Chronic esophageal inflammation can lead to the following symptoms over time:
- Esophageal stricture : It is a condition in which the esophagus narrows. Scar tissue forms when stomach acid damages the lower esophagus. The scar tissue narrows the food channel, causing swallowing difficulties.
- Esophageal ulcer : It is an esophageal sore that hasn't healed. Stomach acid can eat away at esophageal tissue, resulting in an open sore. Bleeding, pain and difficulty swallowing are all symptoms of an esophageal ulcer.
- Barrett's esophagus : It is a precancerous alteration in the esophagus. Acid damage can lead to abnormalities in the tissue that lines the lower esophagus. These modifications have been linked to a higher risk of esophageal cancer.
Diagnosis of GERD
Based on a physical examination and a history of your signs and symptoms, your doctor may be able to diagnose GERD. Your doctor may suggest the following tests to confirm a diagnosis of GERD or to check for complications:
- Endoscopy of the upper intestine : A thin, flexible tube with a light and camera (endoscope) is inserted down your throat by your doctor to inspect the inside of your esophagus and stomach. When reflux is present, test results may be normal, but an endoscopy may reveal esophagitis (inflammation of the esophagus) or other consequences. An endoscopy can also be used to take a biopsy of the tissue to check for issues like Barrett's esophagus.
- Ambulatory acid pH probe test : A monitor is inserted into your esophagus to determine when and how long stomach acid regurgitates. The display is connected to a little computer that you carry around your waist or over your shoulder with a strap. A tiny, flexible tube (catheter) put through your nose into your esophagus, or a clip placed in your esophagus during endoscopy and passed into your stool after about two days, could be used as a monitor.

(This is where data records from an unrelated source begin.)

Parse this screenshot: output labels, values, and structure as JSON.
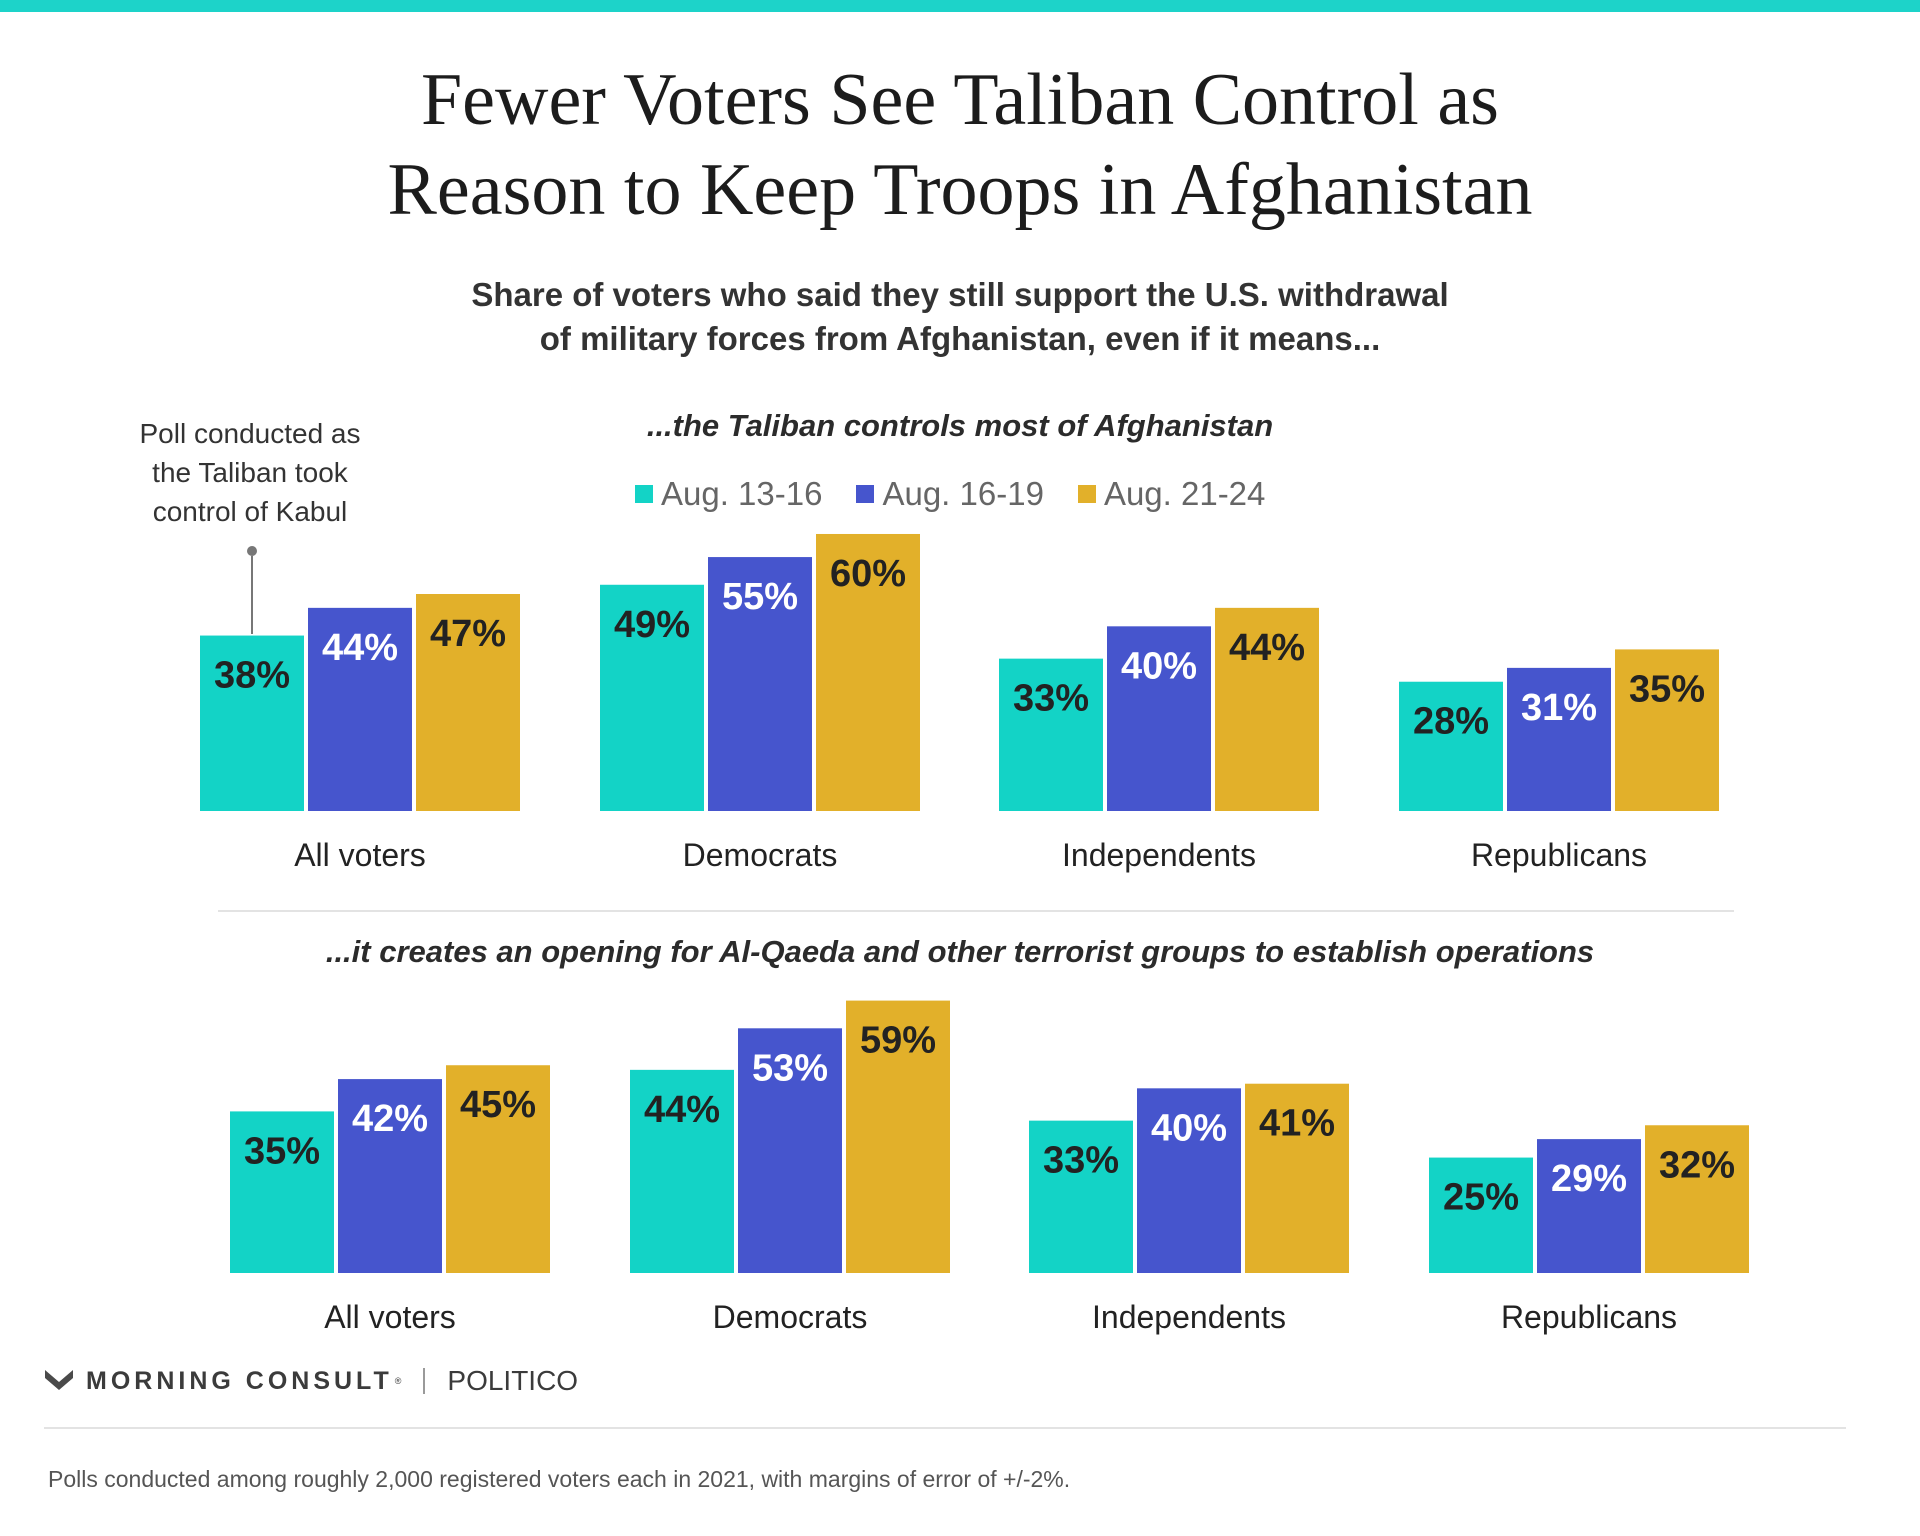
{
  "colors": {
    "top_bar": "#1dd3c9",
    "series": [
      "#13d3c6",
      "#4655cd",
      "#e2b02a"
    ],
    "label_dark": "#222222",
    "label_light": "#ffffff"
  },
  "title_lines": [
    "Fewer Voters See Taliban Control as",
    "Reason to Keep Troops in Afghanistan"
  ],
  "subtitle_lines": [
    "Share of voters who said they still support the U.S. withdrawal",
    "of military forces from Afghanistan, even if it means..."
  ],
  "legend": [
    "Aug. 13-16",
    "Aug. 16-19",
    "Aug. 21-24"
  ],
  "annotation_lines": [
    "Poll conducted as",
    "the Taliban took",
    "control of Kabul"
  ],
  "chart_data": [
    {
      "type": "bar",
      "title": "...the Taliban controls most of Afghanistan",
      "categories": [
        "All voters",
        "Democrats",
        "Independents",
        "Republicans"
      ],
      "series": [
        {
          "name": "Aug. 13-16",
          "values": [
            38,
            49,
            33,
            28
          ],
          "labels": [
            "38%",
            "49%",
            "33%",
            "28%"
          ]
        },
        {
          "name": "Aug. 16-19",
          "values": [
            44,
            55,
            40,
            31
          ],
          "labels": [
            "44%",
            "55%",
            "40%",
            "31%"
          ]
        },
        {
          "name": "Aug. 21-24",
          "values": [
            47,
            60,
            44,
            35
          ],
          "labels": [
            "47%",
            "60%",
            "44%",
            "35%"
          ]
        }
      ],
      "ylim": [
        0,
        60
      ],
      "legend_position": "top",
      "grid": false
    },
    {
      "type": "bar",
      "title": "...it creates an opening for Al-Qaeda and other terrorist groups to establish operations",
      "categories": [
        "All voters",
        "Democrats",
        "Independents",
        "Republicans"
      ],
      "series": [
        {
          "name": "Aug. 13-16",
          "values": [
            35,
            44,
            33,
            25
          ],
          "labels": [
            "35%",
            "44%",
            "33%",
            "25%"
          ]
        },
        {
          "name": "Aug. 16-19",
          "values": [
            42,
            53,
            40,
            29
          ],
          "labels": [
            "42%",
            "53%",
            "40%",
            "29%"
          ]
        },
        {
          "name": "Aug. 21-24",
          "values": [
            45,
            59,
            41,
            32
          ],
          "labels": [
            "45%",
            "59%",
            "41%",
            "32%"
          ]
        }
      ],
      "ylim": [
        0,
        59
      ],
      "legend_position": "none",
      "grid": false
    }
  ],
  "logo": {
    "morning_consult": "MORNING CONSULT",
    "trademark": "®",
    "politico": "POLITICO"
  },
  "footnote": "Polls conducted among roughly 2,000 registered voters each in 2021, with margins of error of +/-2%."
}
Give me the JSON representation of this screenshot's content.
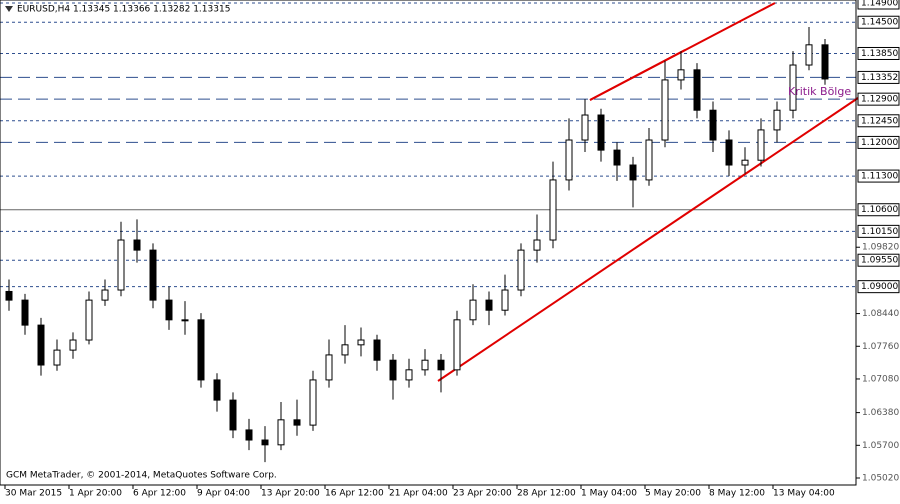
{
  "chart_data": {
    "type": "candlestick",
    "title": "EURUSD,H4  1.13345 1.13366 1.13282 1.13315",
    "footer": "GCM MetaTrader, © 2001-2014, MetaQuotes Software Corp.",
    "annotation": "Kritik Bölge",
    "categories": [
      "30 Mar 2015",
      null,
      null,
      null,
      "1 Apr 20:00",
      null,
      null,
      null,
      "6 Apr 12:00",
      null,
      null,
      null,
      "9 Apr 04:00",
      null,
      null,
      null,
      "13 Apr 20:00",
      null,
      null,
      null,
      "16 Apr 12:00",
      null,
      null,
      null,
      "21 Apr 04:00",
      null,
      null,
      null,
      "23 Apr 20:00",
      null,
      null,
      null,
      "28 Apr 12:00",
      null,
      null,
      null,
      "1 May 04:00",
      null,
      null,
      null,
      "5 May 20:00",
      null,
      null,
      null,
      "8 May 12:00",
      null,
      null,
      null,
      "13 May 04:00",
      null,
      null,
      null
    ],
    "open": [
      1.089,
      1.0872,
      1.082,
      1.0737,
      1.0768,
      1.0789,
      1.0872,
      1.0893,
      1.0997,
      1.0976,
      1.0872,
      1.0831,
      1.0831,
      1.0706,
      1.0664,
      1.0602,
      1.0581,
      1.0571,
      1.0623,
      1.0612,
      1.0706,
      1.0758,
      1.0779,
      1.0789,
      1.0747,
      1.0706,
      1.0727,
      1.0747,
      1.0727,
      1.0831,
      1.0872,
      1.0851,
      1.0893,
      1.0976,
      1.0997,
      1.1122,
      1.1205,
      1.1257,
      1.1184,
      1.1153,
      1.1122,
      1.1205,
      1.133,
      1.1351,
      1.1267,
      1.1205,
      1.1153,
      1.1163,
      1.1226,
      1.1267,
      1.1361,
      1.1403
    ],
    "high": [
      1.0915,
      1.0885,
      1.0835,
      1.079,
      1.0805,
      1.089,
      1.0915,
      1.1035,
      1.104,
      1.099,
      1.09,
      1.087,
      1.0845,
      1.072,
      1.068,
      1.0625,
      1.061,
      1.066,
      1.0665,
      1.0725,
      1.079,
      1.082,
      1.0815,
      1.08,
      1.076,
      1.075,
      1.077,
      1.076,
      1.085,
      1.0905,
      1.089,
      1.0925,
      1.099,
      1.105,
      1.116,
      1.125,
      1.129,
      1.127,
      1.12,
      1.117,
      1.123,
      1.137,
      1.139,
      1.1365,
      1.1285,
      1.1225,
      1.119,
      1.125,
      1.1285,
      1.139,
      1.144,
      1.1415
    ],
    "low": [
      1.085,
      1.08,
      1.0715,
      1.0725,
      1.075,
      1.078,
      1.086,
      1.088,
      1.095,
      1.0855,
      1.081,
      1.08,
      1.069,
      1.064,
      1.0585,
      1.056,
      1.0535,
      1.056,
      1.059,
      1.06,
      1.069,
      1.074,
      1.0755,
      1.0725,
      1.0665,
      1.069,
      1.0715,
      1.068,
      1.0715,
      1.082,
      1.082,
      1.084,
      1.088,
      1.095,
      1.098,
      1.11,
      1.118,
      1.116,
      1.112,
      1.1065,
      1.111,
      1.119,
      1.131,
      1.125,
      1.118,
      1.113,
      1.1135,
      1.115,
      1.12,
      1.125,
      1.135,
      1.132
    ],
    "close": [
      1.0872,
      1.082,
      1.0737,
      1.0768,
      1.0789,
      1.0872,
      1.0893,
      1.0997,
      1.0976,
      1.0872,
      1.0831,
      1.0831,
      1.0706,
      1.0664,
      1.0602,
      1.0581,
      1.0571,
      1.0623,
      1.0612,
      1.0706,
      1.0758,
      1.0779,
      1.0789,
      1.0747,
      1.0706,
      1.0727,
      1.0747,
      1.0727,
      1.0831,
      1.0872,
      1.0851,
      1.0893,
      1.0976,
      1.0997,
      1.1122,
      1.1205,
      1.1257,
      1.1184,
      1.1153,
      1.1122,
      1.1205,
      1.133,
      1.1351,
      1.1267,
      1.1205,
      1.1153,
      1.1163,
      1.1226,
      1.1267,
      1.1361,
      1.1403,
      1.1332
    ],
    "up_color": "#ffffff",
    "down_color": "#000000",
    "wick_color": "#000000",
    "ylim": [
      1.0502,
      1.149
    ],
    "yticks": [
      {
        "value": 1.0502,
        "label": "1.05020"
      },
      {
        "value": 1.057,
        "label": "1.05700"
      },
      {
        "value": 1.0638,
        "label": "1.06380"
      },
      {
        "value": 1.0708,
        "label": "1.07080"
      },
      {
        "value": 1.0776,
        "label": "1.07760"
      },
      {
        "value": 1.0844,
        "label": "1.08440"
      },
      {
        "value": 1.0982,
        "label": "1.09820"
      }
    ],
    "levels": [
      {
        "value": 1.149,
        "label": "1.14900",
        "style": "dash"
      },
      {
        "value": 1.145,
        "label": "1.14500",
        "style": "dash"
      },
      {
        "value": 1.1385,
        "label": "1.13850",
        "style": "dash"
      },
      {
        "value": 1.13352,
        "label": "1.13352",
        "style": "longdash"
      },
      {
        "value": 1.129,
        "label": "1.12900",
        "style": "longdash"
      },
      {
        "value": 1.1245,
        "label": "1.12450",
        "style": "dash"
      },
      {
        "value": 1.12,
        "label": "1.12000",
        "style": "longdash"
      },
      {
        "value": 1.113,
        "label": "1.11300",
        "style": "dash"
      },
      {
        "value": 1.106,
        "label": "1.10600",
        "style": "solid"
      },
      {
        "value": 1.1015,
        "label": "1.10150",
        "style": "dash"
      },
      {
        "value": 1.0955,
        "label": "1.09550",
        "style": "dash"
      },
      {
        "value": 1.09,
        "label": "1.09000",
        "style": "dash"
      }
    ],
    "level_color": "#2f4f8f"
  }
}
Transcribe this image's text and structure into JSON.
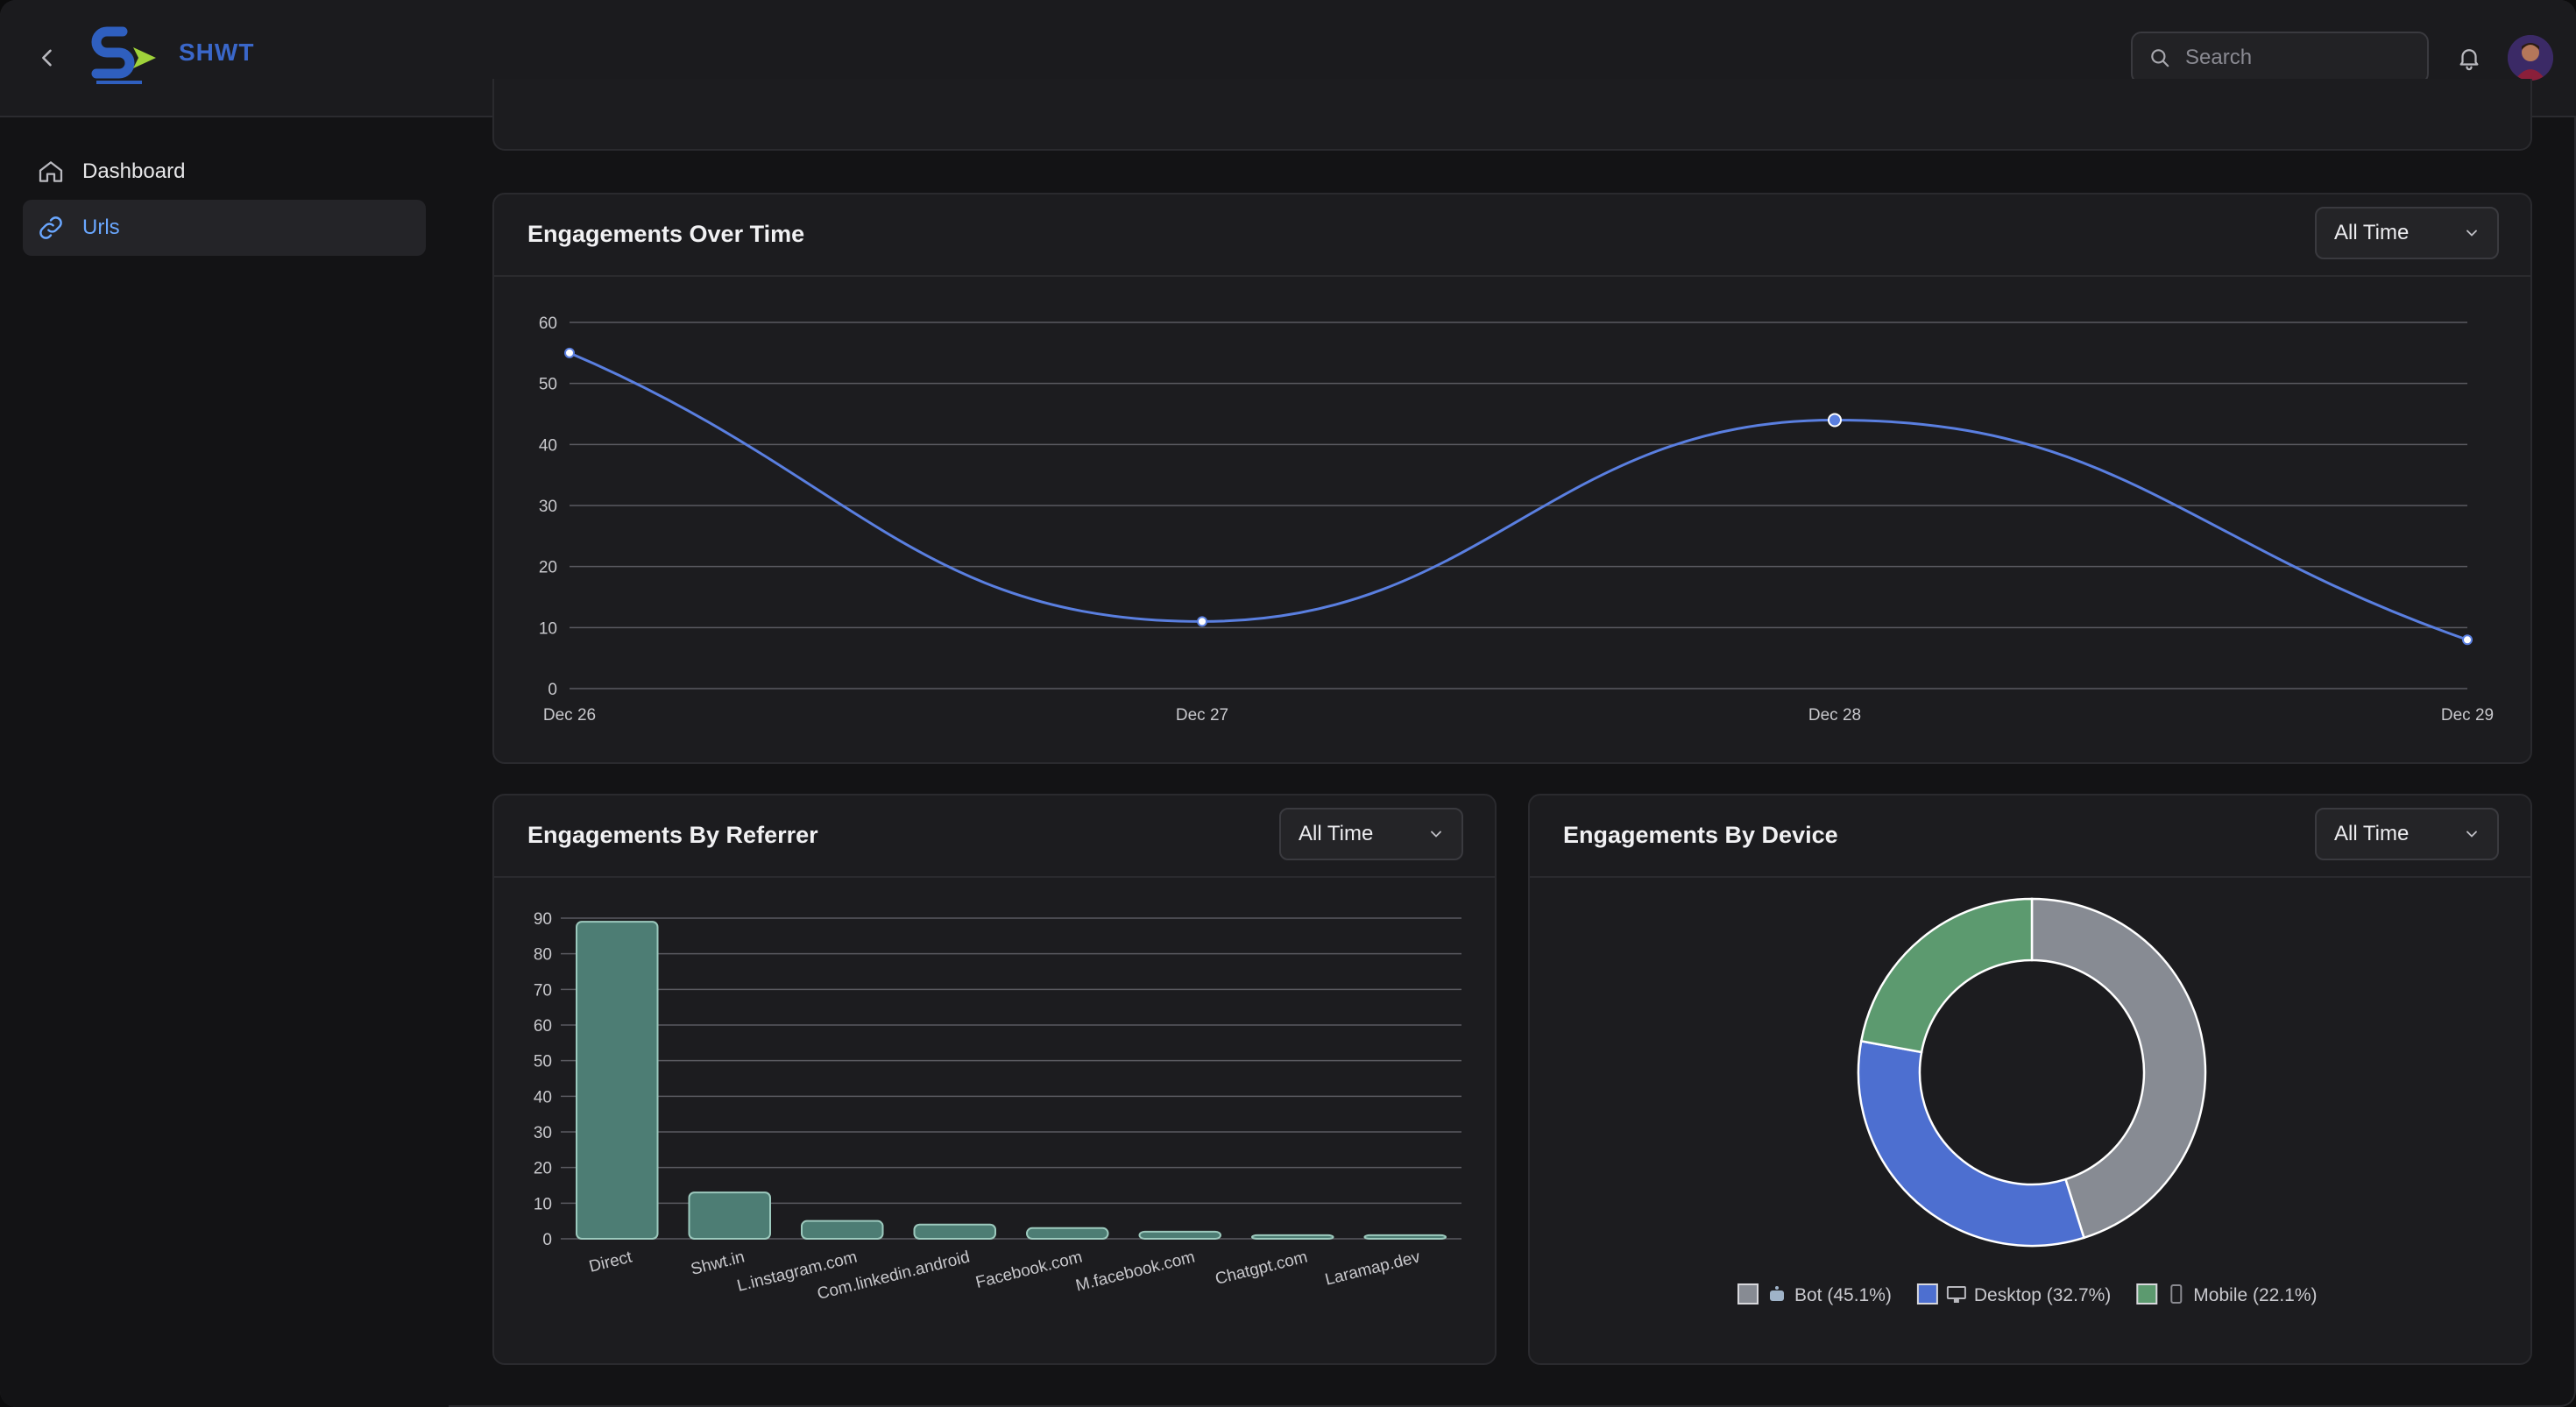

- Manometry of the esophagus : When you swallow, this test monitors the rhythmic muscular contractions in your esophagus. The coordination and force exerted by the muscles of your esophagus are also measured using esophageal manometry.
Treatment of GERD
Your doctor would most likely advise you to start with lifestyle changes and over-the-counter drugs. If you don't feel better after a few weeks, your doctor may prescribe medication or suggest surgery. Certain medications such as antacids are prescribed for treating GERD and its symptoms. If medications do not show any result then after seeing your condition doctor will advise surgeries in very rare cases.